While heredity is the most common cause of misaligned teeth, a child’s individual development and oral habits can also play a role.
The fix is typically orthodontic treatment, but there are a few things you can do to help minimize the severity of a bad bite before teeth set and braces become the inevitable choice.
Keep an eye on your youngsters’ oral fixation habits
Extended thumb sucking, tongue thrusting and pacifier use beyond the arrival of primary teeth can be problematic to the development of a proper bite.
Each of these habits tends to place undue forward-pressure on upper teeth, and reverse, downward-pressure on bottom teeth – both of which can impact the proper development of a child’s jaw.
Your dentist and pediatrician can help curb these habits, but being aware of them is the most important first step.
Bring your child to their first dental appointment early
Many parents wait far too long to bring their kids in for their first dental exam. Doing so robs your child’s dentist of the opportunity to diagnose early cavities, late-arriving primary teeth and a host of other concerns that pose a threat to the unchallenged arrival of permanent teeth.

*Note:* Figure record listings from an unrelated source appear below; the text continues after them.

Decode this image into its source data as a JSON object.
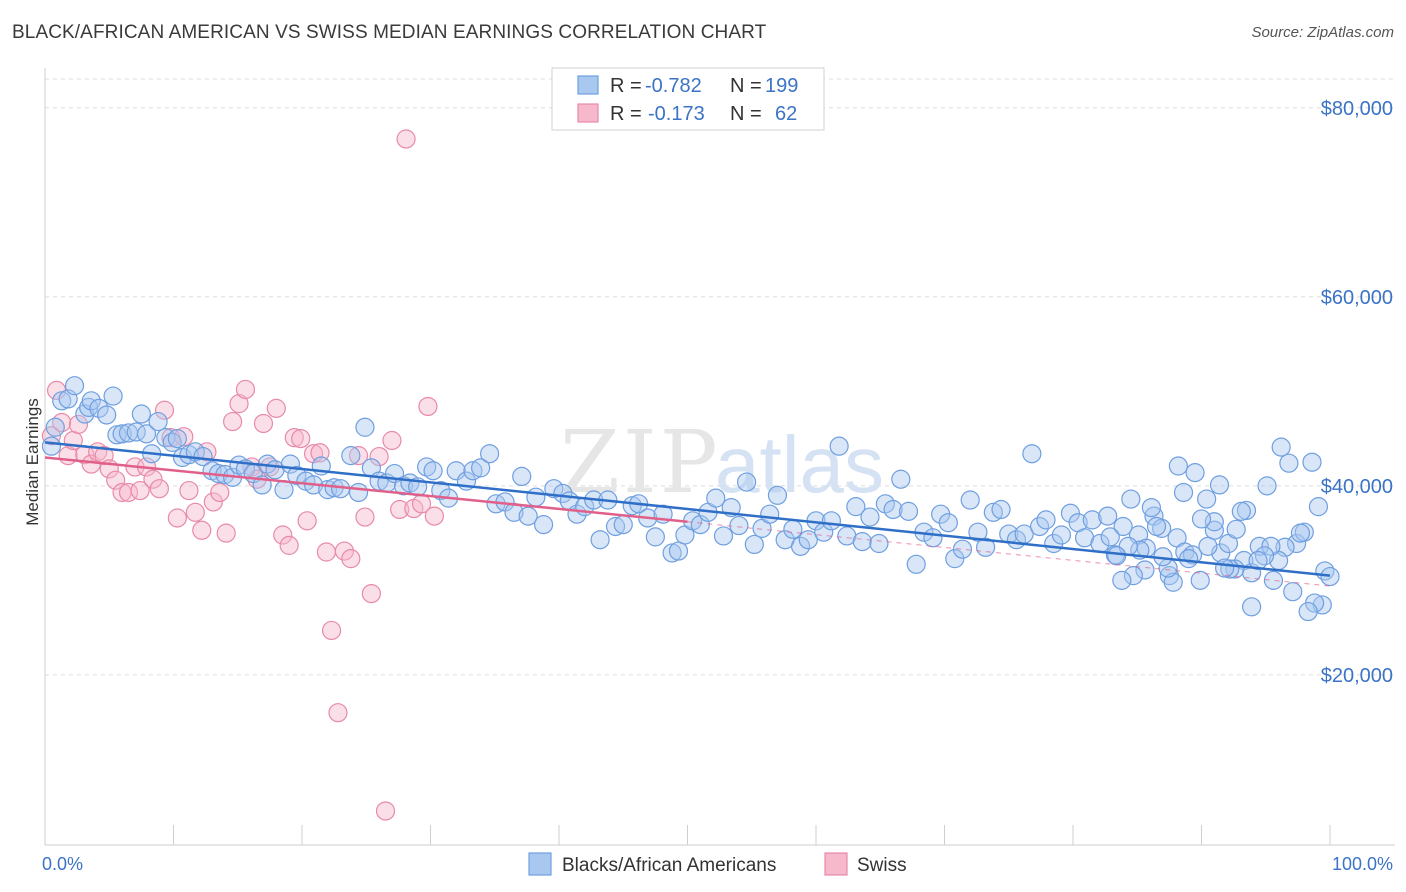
{
  "title": "BLACK/AFRICAN AMERICAN VS SWISS MEDIAN EARNINGS CORRELATION CHART",
  "source": "Source: ZipAtlas.com",
  "watermark": {
    "zip": "ZIP",
    "atlas": "atlas"
  },
  "colors": {
    "blue_fill": "#a8c8f0",
    "blue_stroke": "#6f9fe0",
    "blue_line": "#2f6fc7",
    "pink_fill": "#f6b8cb",
    "pink_stroke": "#e88aa8",
    "pink_line": "#e0608a",
    "grid": "#dcdcdc",
    "tick_text": "#3b73c6"
  },
  "stats_box": {
    "rows": [
      {
        "r_label": "R =",
        "r_value": "-0.782",
        "n_label": "N =",
        "n_value": "199"
      },
      {
        "r_label": "R =",
        "r_value": "-0.173",
        "n_label": "N =",
        "n_value": "62"
      }
    ]
  },
  "chart_data": {
    "type": "scatter",
    "title": "BLACK/AFRICAN AMERICAN VS SWISS MEDIAN EARNINGS CORRELATION CHART",
    "xlabel": "",
    "ylabel": "Median Earnings",
    "xlim": [
      0,
      100
    ],
    "ylim": [
      2000,
      84000
    ],
    "x_tick_labels": [
      "0.0%",
      "100.0%"
    ],
    "y_ticks": [
      20000,
      40000,
      60000,
      80000
    ],
    "y_tick_labels": [
      "$20,000",
      "$40,000",
      "$60,000",
      "$80,000"
    ],
    "grid": true,
    "legend_position": "bottom-center",
    "series": [
      {
        "name": "Blacks/African Americans",
        "color": "blue",
        "R": -0.782,
        "N": 199,
        "trend": {
          "x": [
            0,
            100
          ],
          "y": [
            44600,
            30500
          ]
        },
        "points": [
          [
            0.5,
            44200
          ],
          [
            0.8,
            46200
          ],
          [
            1.3,
            49000
          ],
          [
            1.8,
            49200
          ],
          [
            2.3,
            50600
          ],
          [
            3.1,
            47600
          ],
          [
            3.4,
            48300
          ],
          [
            3.6,
            49000
          ],
          [
            4.2,
            48200
          ],
          [
            4.8,
            47500
          ],
          [
            5.3,
            49500
          ],
          [
            5.6,
            45400
          ],
          [
            6.0,
            45500
          ],
          [
            6.5,
            45600
          ],
          [
            7.1,
            45700
          ],
          [
            7.5,
            47600
          ],
          [
            7.9,
            45500
          ],
          [
            8.3,
            43400
          ],
          [
            8.8,
            46800
          ],
          [
            9.4,
            45100
          ],
          [
            9.9,
            44600
          ],
          [
            10.3,
            45000
          ],
          [
            10.7,
            43000
          ],
          [
            11.2,
            43300
          ],
          [
            11.7,
            43600
          ],
          [
            12.3,
            43100
          ],
          [
            13.0,
            41600
          ],
          [
            13.5,
            41300
          ],
          [
            14.0,
            41200
          ],
          [
            14.6,
            40900
          ],
          [
            15.1,
            42200
          ],
          [
            15.6,
            41800
          ],
          [
            16.2,
            41300
          ],
          [
            16.9,
            40100
          ],
          [
            17.3,
            42300
          ],
          [
            17.9,
            41700
          ],
          [
            18.6,
            39600
          ],
          [
            19.1,
            42300
          ],
          [
            19.6,
            41100
          ],
          [
            20.3,
            40500
          ],
          [
            20.9,
            40100
          ],
          [
            21.5,
            42100
          ],
          [
            22.0,
            39600
          ],
          [
            22.5,
            39800
          ],
          [
            23.0,
            39700
          ],
          [
            23.8,
            43200
          ],
          [
            24.4,
            39300
          ],
          [
            24.9,
            46200
          ],
          [
            25.4,
            41900
          ],
          [
            26.0,
            40500
          ],
          [
            26.6,
            40300
          ],
          [
            27.2,
            41300
          ],
          [
            27.9,
            40000
          ],
          [
            28.4,
            40300
          ],
          [
            29.0,
            39900
          ],
          [
            29.7,
            42000
          ],
          [
            30.2,
            41600
          ],
          [
            30.8,
            39500
          ],
          [
            31.4,
            38700
          ],
          [
            32.0,
            41600
          ],
          [
            32.8,
            40500
          ],
          [
            33.3,
            41600
          ],
          [
            33.9,
            41900
          ],
          [
            34.6,
            43400
          ],
          [
            35.1,
            38100
          ],
          [
            35.8,
            38300
          ],
          [
            36.5,
            37200
          ],
          [
            37.1,
            41000
          ],
          [
            37.6,
            36800
          ],
          [
            38.2,
            38800
          ],
          [
            38.8,
            35900
          ],
          [
            39.6,
            39700
          ],
          [
            40.3,
            39200
          ],
          [
            40.8,
            38400
          ],
          [
            41.4,
            37000
          ],
          [
            42.0,
            37800
          ],
          [
            42.7,
            38500
          ],
          [
            43.2,
            34300
          ],
          [
            43.8,
            38500
          ],
          [
            44.4,
            35700
          ],
          [
            45.0,
            35900
          ],
          [
            45.7,
            37900
          ],
          [
            46.2,
            38100
          ],
          [
            46.9,
            36600
          ],
          [
            47.5,
            34600
          ],
          [
            48.1,
            37000
          ],
          [
            48.8,
            32900
          ],
          [
            49.3,
            33100
          ],
          [
            49.8,
            34800
          ],
          [
            50.4,
            36300
          ],
          [
            51.0,
            35900
          ],
          [
            51.6,
            37200
          ],
          [
            52.2,
            38700
          ],
          [
            52.8,
            34700
          ],
          [
            53.4,
            37700
          ],
          [
            54.0,
            35800
          ],
          [
            54.6,
            40400
          ],
          [
            55.2,
            33800
          ],
          [
            55.8,
            35500
          ],
          [
            56.4,
            37000
          ],
          [
            57.0,
            39000
          ],
          [
            57.6,
            34300
          ],
          [
            58.2,
            35400
          ],
          [
            58.8,
            33600
          ],
          [
            59.4,
            34300
          ],
          [
            60.0,
            36300
          ],
          [
            60.6,
            35100
          ],
          [
            61.2,
            36300
          ],
          [
            61.8,
            44200
          ],
          [
            62.4,
            34700
          ],
          [
            63.1,
            37800
          ],
          [
            63.6,
            34100
          ],
          [
            64.2,
            36700
          ],
          [
            64.9,
            33900
          ],
          [
            65.4,
            38100
          ],
          [
            66.0,
            37500
          ],
          [
            66.6,
            40700
          ],
          [
            67.2,
            37300
          ],
          [
            67.8,
            31700
          ],
          [
            68.4,
            35100
          ],
          [
            69.1,
            34500
          ],
          [
            69.7,
            37000
          ],
          [
            70.3,
            36100
          ],
          [
            70.8,
            32300
          ],
          [
            71.4,
            33300
          ],
          [
            72.0,
            38500
          ],
          [
            72.6,
            35100
          ],
          [
            73.2,
            33500
          ],
          [
            73.8,
            37200
          ],
          [
            74.4,
            37500
          ],
          [
            75.0,
            34900
          ],
          [
            75.6,
            34300
          ],
          [
            76.2,
            34900
          ],
          [
            76.8,
            43400
          ],
          [
            77.4,
            35700
          ],
          [
            77.9,
            36400
          ],
          [
            78.5,
            33900
          ],
          [
            79.1,
            34800
          ],
          [
            79.8,
            37100
          ],
          [
            80.4,
            36100
          ],
          [
            80.9,
            34500
          ],
          [
            81.5,
            36400
          ],
          [
            82.1,
            33900
          ],
          [
            82.7,
            36800
          ],
          [
            83.3,
            32700
          ],
          [
            83.9,
            35700
          ],
          [
            84.5,
            38600
          ],
          [
            85.1,
            34800
          ],
          [
            85.7,
            33400
          ],
          [
            86.3,
            36800
          ],
          [
            86.9,
            35500
          ],
          [
            87.5,
            30500
          ],
          [
            88.1,
            34500
          ],
          [
            88.7,
            33000
          ],
          [
            89.3,
            32700
          ],
          [
            89.9,
            30000
          ],
          [
            90.4,
            38600
          ],
          [
            91.0,
            35300
          ],
          [
            91.5,
            32900
          ],
          [
            92.1,
            33900
          ],
          [
            92.7,
            35400
          ],
          [
            93.3,
            32100
          ],
          [
            93.9,
            30800
          ],
          [
            94.5,
            33600
          ],
          [
            95.1,
            40000
          ],
          [
            95.6,
            30000
          ],
          [
            96.2,
            44100
          ],
          [
            96.8,
            42400
          ],
          [
            97.4,
            33900
          ],
          [
            98.0,
            35100
          ],
          [
            98.6,
            42500
          ],
          [
            99.1,
            37800
          ],
          [
            99.6,
            31000
          ],
          [
            100.0,
            30400
          ],
          [
            99.4,
            27400
          ],
          [
            98.8,
            27600
          ],
          [
            98.3,
            26700
          ],
          [
            97.7,
            35000
          ],
          [
            97.1,
            28800
          ],
          [
            96.5,
            33500
          ],
          [
            96.0,
            32100
          ],
          [
            95.4,
            33600
          ],
          [
            94.9,
            32600
          ],
          [
            94.4,
            32100
          ],
          [
            93.9,
            27200
          ],
          [
            93.5,
            37400
          ],
          [
            93.1,
            37300
          ],
          [
            92.6,
            31200
          ],
          [
            92.2,
            31200
          ],
          [
            91.8,
            31300
          ],
          [
            91.4,
            40100
          ],
          [
            91.0,
            36200
          ],
          [
            90.5,
            33600
          ],
          [
            90.0,
            36500
          ],
          [
            89.5,
            41400
          ],
          [
            89.0,
            32300
          ],
          [
            88.6,
            39300
          ],
          [
            88.2,
            42100
          ],
          [
            87.8,
            29800
          ],
          [
            87.4,
            31300
          ],
          [
            87.0,
            32500
          ],
          [
            86.5,
            35700
          ],
          [
            86.1,
            37700
          ],
          [
            85.6,
            31100
          ],
          [
            85.2,
            33200
          ],
          [
            84.7,
            30500
          ],
          [
            84.3,
            33600
          ],
          [
            83.8,
            30000
          ],
          [
            83.4,
            32600
          ],
          [
            82.9,
            34600
          ]
        ]
      },
      {
        "name": "Swiss",
        "color": "pink",
        "R": -0.173,
        "N": 62,
        "trend": {
          "x": [
            0,
            50
          ],
          "y": [
            43000,
            36200
          ]
        },
        "trend_dashed": {
          "x": [
            50,
            100
          ],
          "y": [
            36200,
            29400
          ]
        },
        "points": [
          [
            0.5,
            45300
          ],
          [
            0.9,
            50100
          ],
          [
            1.3,
            46700
          ],
          [
            1.8,
            43200
          ],
          [
            2.2,
            44800
          ],
          [
            2.6,
            46500
          ],
          [
            3.1,
            43300
          ],
          [
            3.6,
            42300
          ],
          [
            4.1,
            43600
          ],
          [
            4.6,
            43200
          ],
          [
            5.0,
            41800
          ],
          [
            5.5,
            40600
          ],
          [
            6.0,
            39300
          ],
          [
            6.5,
            39300
          ],
          [
            7.0,
            42000
          ],
          [
            7.4,
            39500
          ],
          [
            7.9,
            42000
          ],
          [
            8.4,
            40700
          ],
          [
            8.9,
            39700
          ],
          [
            9.3,
            48000
          ],
          [
            9.8,
            45100
          ],
          [
            10.3,
            36600
          ],
          [
            10.8,
            45200
          ],
          [
            11.2,
            39500
          ],
          [
            11.7,
            37200
          ],
          [
            12.2,
            35300
          ],
          [
            12.6,
            43600
          ],
          [
            13.1,
            38300
          ],
          [
            13.6,
            39300
          ],
          [
            14.1,
            35000
          ],
          [
            14.6,
            46800
          ],
          [
            15.1,
            48700
          ],
          [
            15.6,
            50200
          ],
          [
            16.1,
            42000
          ],
          [
            16.5,
            40700
          ],
          [
            17.0,
            46600
          ],
          [
            17.5,
            42000
          ],
          [
            18.0,
            48200
          ],
          [
            18.5,
            34800
          ],
          [
            19.0,
            33700
          ],
          [
            19.4,
            45100
          ],
          [
            19.9,
            45000
          ],
          [
            20.4,
            36300
          ],
          [
            20.9,
            43400
          ],
          [
            21.4,
            43500
          ],
          [
            21.9,
            33000
          ],
          [
            22.3,
            24700
          ],
          [
            22.8,
            16000
          ],
          [
            23.3,
            33100
          ],
          [
            23.8,
            32300
          ],
          [
            24.4,
            43200
          ],
          [
            24.9,
            36700
          ],
          [
            25.4,
            28600
          ],
          [
            26.0,
            43100
          ],
          [
            26.5,
            5600
          ],
          [
            27.0,
            44800
          ],
          [
            27.6,
            37500
          ],
          [
            28.1,
            76700
          ],
          [
            28.7,
            37600
          ],
          [
            29.3,
            38100
          ],
          [
            29.8,
            48400
          ],
          [
            30.3,
            36800
          ]
        ]
      }
    ]
  },
  "legend": {
    "items": [
      {
        "label": "Blacks/African Americans"
      },
      {
        "label": "Swiss"
      }
    ]
  }
}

So, as soon as you see that first tooth starting to come in, pick up the phone and make an appointment.
Space-maintainers can work wonders
Between ages five and seven, your child’s mouth is going to get crowded – particularly if they’ve been genetically gifted with teeth larger than their mouth can hold, and if their primary teeth are hanging around longer than they should.
If this sounds like your child, your dentist may suggest a consultation with an orthodontist to proactively remove teeth (to make room for incoming teeth), and to fit your child with a space-maintainer.
Space maintainers prevent the shifting of teeth and save the space for permanent teeth to arrive without the obstruction of a baby tooth. The result is typically less overcrowding and, subsequently, straighter teeth.
Do your best to prevent early tooth loss
Tooth shift drives misalignment. Whether because a tooth falls out or is knocked out, spaces not preserved by space maintainers (when young) or bridges (when older) will eventually lead to a bad bite.
Younger children learn to adapt to space maintainers, but teens aren’t too fond of bridges. So, if you want to help them stay clear of a bridge early on in life, invest in a custom mouth guard if your child plays sports.
As you can see, it’s not all in the genes. There are steps you can take to minimize the severity of a bad bite, some of which could eliminate or reduce the duration of any future orthodontic work.